OJ, a health-and-safety consultancy company based in Ossett, West Yorkshire, was founded in 2007. It offers clients services such as training, assessment, and consultancy. The company has created a package of retained services consisting of agreements lasting one to three years to provide 24-hour support for clients. Additional offerings include fire safety, asbestos assessments, health assessments, and accident investigations.
Newable Compliance has acquired a majority stake of OJ. Newable Compliance invests in businesses for the long term, with a particular focus on helping SMEs meet their compliance obligations. The company targets three to four businesses per year. Newable Compliance’s investment portfolio is expanded with this acquisition. OJ now has the resources necessary to expand its services to a larger audience of SMEs.
Mackrell Solicitors provided advice to the OJ shareholders with a team that was led by Guvvy Andhu, a consultant solicitor and James McKimm, a corporate associate.
Interview with Guvvy Andhu, Mackrell Solicitors
Please tell us more about this investment and how your team helped to facilitate it.
We acted on behalf of the shareholders at OJ. We were responsible for empowering the shareholders, explaining to them in plain English the meaning of a majority stake. This would help to clarify what it meant to the shareholders at the completion and also after the sale.

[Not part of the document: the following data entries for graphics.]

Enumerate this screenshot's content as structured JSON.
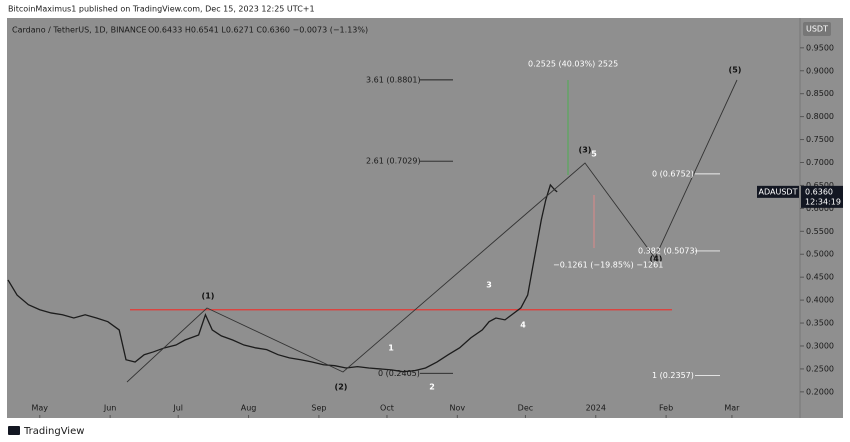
{
  "header": {
    "publisher": "BitcoinMaximus1 published on TradingView.com, Dec 15, 2023 12:25 UTC+1",
    "symbol_info": "Cardano / TetherUS, 1D, BINANCE",
    "ohlc": "O0.6433 H0.6541 L0.6271 C0.6360 −0.0073 (−1.13%)"
  },
  "chart_data": {
    "type": "line",
    "x": [
      -14,
      -10,
      -5,
      0,
      5,
      10,
      15,
      20,
      25,
      30,
      35,
      38,
      42,
      46,
      50,
      55,
      60,
      64,
      70,
      73,
      76,
      80,
      85,
      90,
      95,
      100,
      105,
      110,
      115,
      120,
      125,
      130,
      135,
      140,
      145,
      150,
      155,
      160,
      165,
      170,
      175,
      180,
      185,
      190,
      195,
      198,
      201,
      205,
      208,
      212,
      215,
      217,
      219,
      221,
      223,
      225,
      227,
      228
    ],
    "series": [
      {
        "name": "ADAUSDT",
        "color": "#1c1c1c",
        "values": [
          0.444,
          0.411,
          0.39,
          0.379,
          0.372,
          0.368,
          0.361,
          0.368,
          0.361,
          0.353,
          0.335,
          0.27,
          0.265,
          0.281,
          0.287,
          0.296,
          0.302,
          0.313,
          0.324,
          0.368,
          0.335,
          0.322,
          0.313,
          0.302,
          0.296,
          0.292,
          0.281,
          0.274,
          0.27,
          0.265,
          0.259,
          0.257,
          0.252,
          0.255,
          0.252,
          0.25,
          0.248,
          0.244,
          0.246,
          0.252,
          0.265,
          0.281,
          0.296,
          0.318,
          0.335,
          0.353,
          0.361,
          0.357,
          0.368,
          0.383,
          0.411,
          0.466,
          0.52,
          0.575,
          0.619,
          0.651,
          0.64,
          0.636
        ]
      }
    ],
    "xlim": [
      -14,
      335
    ],
    "ylim": [
      0.143,
      1.015
    ],
    "xticks": [
      {
        "value": 0,
        "label": "May"
      },
      {
        "value": 31,
        "label": "Jun"
      },
      {
        "value": 61,
        "label": "Jul"
      },
      {
        "value": 92,
        "label": "Aug"
      },
      {
        "value": 123,
        "label": "Sep"
      },
      {
        "value": 153,
        "label": "Oct"
      },
      {
        "value": 184,
        "label": "Nov"
      },
      {
        "value": 214,
        "label": "Dec"
      },
      {
        "value": 245,
        "label": "2024"
      },
      {
        "value": 276,
        "label": "Feb"
      },
      {
        "value": 305,
        "label": "Mar"
      }
    ],
    "yticks": [
      {
        "value": 0.2,
        "label": "0.2000"
      },
      {
        "value": 0.25,
        "label": "0.2500"
      },
      {
        "value": 0.3,
        "label": "0.3000"
      },
      {
        "value": 0.35,
        "label": "0.3500"
      },
      {
        "value": 0.4,
        "label": "0.4000"
      },
      {
        "value": 0.45,
        "label": "0.4500"
      },
      {
        "value": 0.5,
        "label": "0.5000"
      },
      {
        "value": 0.55,
        "label": "0.5500"
      },
      {
        "value": 0.6,
        "label": "0.6000"
      },
      {
        "value": 0.65,
        "label": "0.6500"
      },
      {
        "value": 0.7,
        "label": "0.7000"
      },
      {
        "value": 0.75,
        "label": "0.7500"
      },
      {
        "value": 0.8,
        "label": "0.8000"
      },
      {
        "value": 0.85,
        "label": "0.8500"
      },
      {
        "value": 0.9,
        "label": "0.9000"
      },
      {
        "value": 0.95,
        "label": "0.9500"
      }
    ],
    "axis_unit": "USDT",
    "last_price": {
      "value": 0.636,
      "label": "0.6360"
    },
    "countdown": "12:34:19",
    "resistance_level": 0.379,
    "fib_levels": [
      {
        "value": 0.8801,
        "label": "3.61 (0.8801)"
      },
      {
        "value": 0.7029,
        "label": "2.61 (0.7029)"
      },
      {
        "value": 0.2405,
        "label": "0 (0.2405)"
      },
      {
        "value": 0.6752,
        "label": "0 (0.6752)"
      },
      {
        "value": 0.5073,
        "label": "0.382 (0.5073)"
      },
      {
        "value": 0.2357,
        "label": "1 (0.2357)"
      }
    ],
    "wave_labels": [
      "(1)",
      "(2)",
      "1",
      "2",
      "3",
      "4",
      "(3)",
      "5",
      "(4)",
      "(5)"
    ],
    "measurements": [
      "0.2525 (40.03%) 2525",
      "−0.1261 (−19.85%) −1261"
    ]
  },
  "footer": "TradingView"
}
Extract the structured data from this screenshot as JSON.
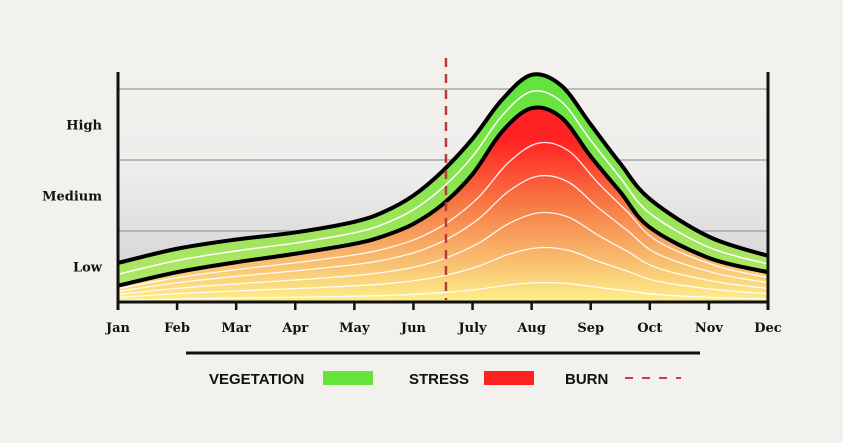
{
  "chart_data": {
    "type": "area",
    "title": "",
    "xlabel": "",
    "ylabel": "",
    "categories": [
      "Jan",
      "Feb",
      "Mar",
      "Apr",
      "May",
      "Jun",
      "July",
      "Aug",
      "Sep",
      "Oct",
      "Nov",
      "Dec"
    ],
    "y_levels": [
      "Low",
      "Medium",
      "High"
    ],
    "ylim": [
      0,
      3.3
    ],
    "gridlines": [
      1,
      2,
      3
    ],
    "series": [
      {
        "name": "VEGETATION",
        "color": "#66e33a",
        "x": [
          0,
          1,
          2,
          3,
          4,
          4.5,
          5,
          5.5,
          6,
          6.5,
          7,
          7.5,
          8,
          8.5,
          9,
          10,
          11
        ],
        "values": [
          0.55,
          0.75,
          0.88,
          0.98,
          1.13,
          1.27,
          1.5,
          1.85,
          2.3,
          2.85,
          3.2,
          3.05,
          2.5,
          1.95,
          1.45,
          0.92,
          0.65
        ]
      },
      {
        "name": "STRESS",
        "color": "#ff2020",
        "x": [
          0,
          1,
          2,
          3,
          4,
          4.5,
          5,
          5.5,
          6,
          6.5,
          7,
          7.5,
          8,
          8.5,
          9,
          10,
          11
        ],
        "values": [
          0.23,
          0.42,
          0.56,
          0.68,
          0.82,
          0.93,
          1.1,
          1.38,
          1.8,
          2.4,
          2.73,
          2.6,
          2.05,
          1.55,
          1.05,
          0.62,
          0.42
        ]
      }
    ],
    "burn": {
      "name": "BURN",
      "x": 5.55,
      "color": "#b83a3a"
    },
    "legend": [
      {
        "label": "VEGETATION",
        "color": "#66e33a",
        "kind": "swatch"
      },
      {
        "label": "STRESS",
        "color": "#ff2020",
        "kind": "swatch"
      },
      {
        "label": "BURN",
        "color": "#c94040",
        "kind": "dashed"
      }
    ],
    "legend_position": "bottom"
  }
}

It is important to understand the complex legal terms and jargon used in a transaction.
We reviewed the two steps on behalf of the investors: the completion of the investment, and the future in terms of the retained interest. We guided and explained to the shareholders what Newable expected from them as their new “business partners” (to coin an expression) and how this would translate in the paperwork.
What makes OJ a good investment for Newable Compliance and what aspects of its business make it so?

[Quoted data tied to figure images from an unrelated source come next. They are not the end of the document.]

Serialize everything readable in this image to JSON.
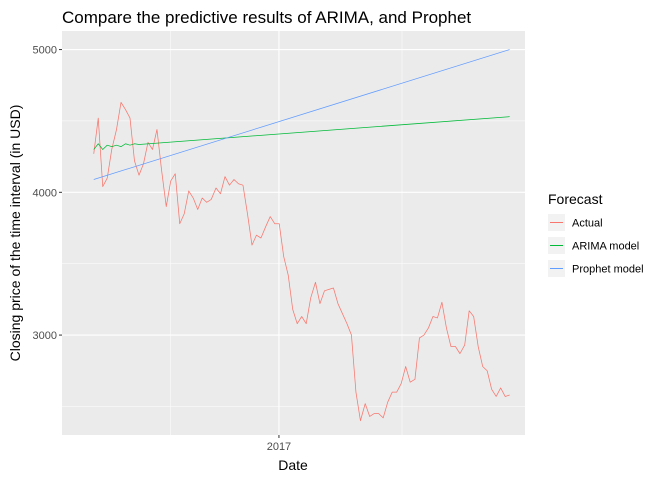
{
  "chart_data": {
    "type": "line",
    "title": "Compare the predictive results of ARIMA, and Prophet",
    "xlabel": "Date",
    "ylabel": "Closing price of the time interval (in USD)",
    "x_ticks": [
      {
        "value": 2017,
        "label": "2017"
      }
    ],
    "y_ticks": [
      {
        "value": 3000,
        "label": "3000"
      },
      {
        "value": 4000,
        "label": "4000"
      },
      {
        "value": 5000,
        "label": "5000"
      }
    ],
    "xlim": [
      2016.18,
      2017.93
    ],
    "ylim": [
      2300,
      5130
    ],
    "grid": true,
    "legend": {
      "title": "Forecast",
      "position": "right"
    },
    "series": [
      {
        "name": "Actual",
        "color": "#F8766D",
        "x": [
          2016.3,
          2016.317,
          2016.334,
          2016.351,
          2016.368,
          2016.386,
          2016.403,
          2016.42,
          2016.437,
          2016.454,
          2016.471,
          2016.488,
          2016.505,
          2016.522,
          2016.539,
          2016.556,
          2016.574,
          2016.591,
          2016.608,
          2016.625,
          2016.642,
          2016.659,
          2016.676,
          2016.693,
          2016.71,
          2016.727,
          2016.744,
          2016.762,
          2016.779,
          2016.796,
          2016.813,
          2016.83,
          2016.847,
          2016.864,
          2016.881,
          2016.898,
          2016.915,
          2016.932,
          2016.95,
          2016.967,
          2016.984,
          2017.001,
          2017.018,
          2017.035,
          2017.052,
          2017.069,
          2017.086,
          2017.103,
          2017.12,
          2017.138,
          2017.155,
          2017.172,
          2017.189,
          2017.206,
          2017.223,
          2017.24,
          2017.257,
          2017.274,
          2017.291,
          2017.308,
          2017.326,
          2017.343,
          2017.36,
          2017.377,
          2017.394,
          2017.411,
          2017.428,
          2017.445,
          2017.462,
          2017.479,
          2017.496,
          2017.514,
          2017.531,
          2017.548,
          2017.565,
          2017.582,
          2017.599,
          2017.616,
          2017.633,
          2017.65,
          2017.667,
          2017.684,
          2017.702,
          2017.719,
          2017.736,
          2017.753,
          2017.77,
          2017.787,
          2017.804,
          2017.821,
          2017.838,
          2017.855,
          2017.872
        ],
        "values": [
          4270,
          4520,
          4040,
          4100,
          4300,
          4440,
          4630,
          4580,
          4520,
          4220,
          4120,
          4200,
          4350,
          4300,
          4440,
          4160,
          3900,
          4080,
          4130,
          3780,
          3850,
          4010,
          3960,
          3880,
          3960,
          3930,
          3950,
          4030,
          3990,
          4110,
          4050,
          4090,
          4060,
          4050,
          3850,
          3630,
          3700,
          3680,
          3760,
          3830,
          3780,
          3780,
          3550,
          3420,
          3180,
          3080,
          3130,
          3080,
          3260,
          3370,
          3220,
          3310,
          3320,
          3330,
          3220,
          3150,
          3080,
          3000,
          2600,
          2400,
          2520,
          2430,
          2450,
          2450,
          2420,
          2530,
          2600,
          2600,
          2660,
          2780,
          2670,
          2690,
          2980,
          3000,
          3050,
          3130,
          3120,
          3230,
          3050,
          2920,
          2920,
          2870,
          2930,
          3170,
          3130,
          2920,
          2780,
          2750,
          2620,
          2570,
          2630,
          2570,
          2580
        ]
      },
      {
        "name": "ARIMA model",
        "color": "#00BA38",
        "x": [
          2016.3,
          2016.317,
          2016.334,
          2016.351,
          2016.368,
          2016.386,
          2016.403,
          2016.42,
          2016.437,
          2016.454,
          2016.471,
          2017.872
        ],
        "values": [
          4300,
          4340,
          4300,
          4330,
          4320,
          4330,
          4320,
          4340,
          4330,
          4340,
          4335,
          4530
        ]
      },
      {
        "name": "Prophet model",
        "color": "#619CFF",
        "x": [
          2016.3,
          2017.872
        ],
        "values": [
          4090,
          5000
        ]
      }
    ]
  }
}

Newable found it particularly interesting that OJ’s revenues were primarily based on contracts, which is a very attractive proposition for potential buyers when they consider how quickly the investment can be recovered. The shareholders found this equally attractive, since there was a significant divergence in the costs of traditional funding and investor demand.

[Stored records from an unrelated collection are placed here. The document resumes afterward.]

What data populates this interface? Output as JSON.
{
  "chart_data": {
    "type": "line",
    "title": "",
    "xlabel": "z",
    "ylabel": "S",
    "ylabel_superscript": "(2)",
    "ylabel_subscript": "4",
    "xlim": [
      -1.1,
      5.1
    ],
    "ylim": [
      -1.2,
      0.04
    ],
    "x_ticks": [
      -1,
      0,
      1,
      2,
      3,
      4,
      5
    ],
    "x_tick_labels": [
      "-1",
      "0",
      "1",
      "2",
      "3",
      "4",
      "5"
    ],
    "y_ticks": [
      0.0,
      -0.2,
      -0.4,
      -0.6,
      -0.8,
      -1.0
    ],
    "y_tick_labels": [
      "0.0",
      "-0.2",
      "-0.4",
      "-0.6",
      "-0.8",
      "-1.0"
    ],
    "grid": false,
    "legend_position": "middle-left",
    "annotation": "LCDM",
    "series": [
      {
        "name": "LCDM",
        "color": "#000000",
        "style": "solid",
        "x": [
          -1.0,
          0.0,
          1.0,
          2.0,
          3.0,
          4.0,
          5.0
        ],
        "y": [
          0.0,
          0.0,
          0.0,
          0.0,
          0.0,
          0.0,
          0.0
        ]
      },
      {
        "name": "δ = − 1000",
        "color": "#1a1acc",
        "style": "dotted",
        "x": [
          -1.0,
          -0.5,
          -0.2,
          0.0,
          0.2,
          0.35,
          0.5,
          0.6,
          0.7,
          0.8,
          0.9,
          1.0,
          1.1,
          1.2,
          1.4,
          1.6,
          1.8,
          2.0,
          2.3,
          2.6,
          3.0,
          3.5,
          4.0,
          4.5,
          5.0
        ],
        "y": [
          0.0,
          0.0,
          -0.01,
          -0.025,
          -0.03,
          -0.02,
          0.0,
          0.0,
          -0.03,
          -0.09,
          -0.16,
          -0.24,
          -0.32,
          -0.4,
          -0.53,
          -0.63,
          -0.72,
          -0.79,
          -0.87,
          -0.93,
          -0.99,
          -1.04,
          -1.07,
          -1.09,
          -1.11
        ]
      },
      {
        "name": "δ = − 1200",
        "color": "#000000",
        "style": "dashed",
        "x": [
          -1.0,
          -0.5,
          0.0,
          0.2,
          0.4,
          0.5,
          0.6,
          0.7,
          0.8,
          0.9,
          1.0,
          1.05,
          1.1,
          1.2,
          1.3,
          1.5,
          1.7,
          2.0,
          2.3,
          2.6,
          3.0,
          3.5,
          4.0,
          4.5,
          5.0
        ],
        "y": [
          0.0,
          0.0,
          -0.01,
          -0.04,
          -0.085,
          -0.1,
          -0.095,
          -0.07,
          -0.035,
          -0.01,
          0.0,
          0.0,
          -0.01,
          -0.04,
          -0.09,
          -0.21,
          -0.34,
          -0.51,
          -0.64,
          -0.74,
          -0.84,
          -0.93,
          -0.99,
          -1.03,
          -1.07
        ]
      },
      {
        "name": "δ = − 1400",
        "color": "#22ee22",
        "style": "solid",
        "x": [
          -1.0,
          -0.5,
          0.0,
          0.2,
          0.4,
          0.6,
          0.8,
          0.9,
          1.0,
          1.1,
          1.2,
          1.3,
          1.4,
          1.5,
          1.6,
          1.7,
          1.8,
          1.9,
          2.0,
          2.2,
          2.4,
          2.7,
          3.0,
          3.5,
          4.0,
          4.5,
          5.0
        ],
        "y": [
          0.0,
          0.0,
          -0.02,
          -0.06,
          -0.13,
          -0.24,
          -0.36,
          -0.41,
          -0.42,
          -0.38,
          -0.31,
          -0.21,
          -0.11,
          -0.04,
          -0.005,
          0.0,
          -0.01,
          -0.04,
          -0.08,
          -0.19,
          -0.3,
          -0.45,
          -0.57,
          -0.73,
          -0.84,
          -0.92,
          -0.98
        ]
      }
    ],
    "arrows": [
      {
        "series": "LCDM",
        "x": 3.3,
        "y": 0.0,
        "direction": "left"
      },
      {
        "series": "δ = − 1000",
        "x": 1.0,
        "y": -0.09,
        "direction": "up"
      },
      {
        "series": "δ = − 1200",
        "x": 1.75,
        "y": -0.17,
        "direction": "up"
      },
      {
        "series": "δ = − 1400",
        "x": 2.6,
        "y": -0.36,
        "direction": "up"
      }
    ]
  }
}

We also informed and guided our shareholders on what to expect from Newable with regards to their investment and retained interest. This transaction was a bi-directional process.
The shareholders were particularly interested in the ability to stay with the company, where they had played a major role, and the flexibility of the investment, since it was important to consider what the future would hold for them personally. Every business has a human behind it, with a unique story. This story is often the catalyst for a deal.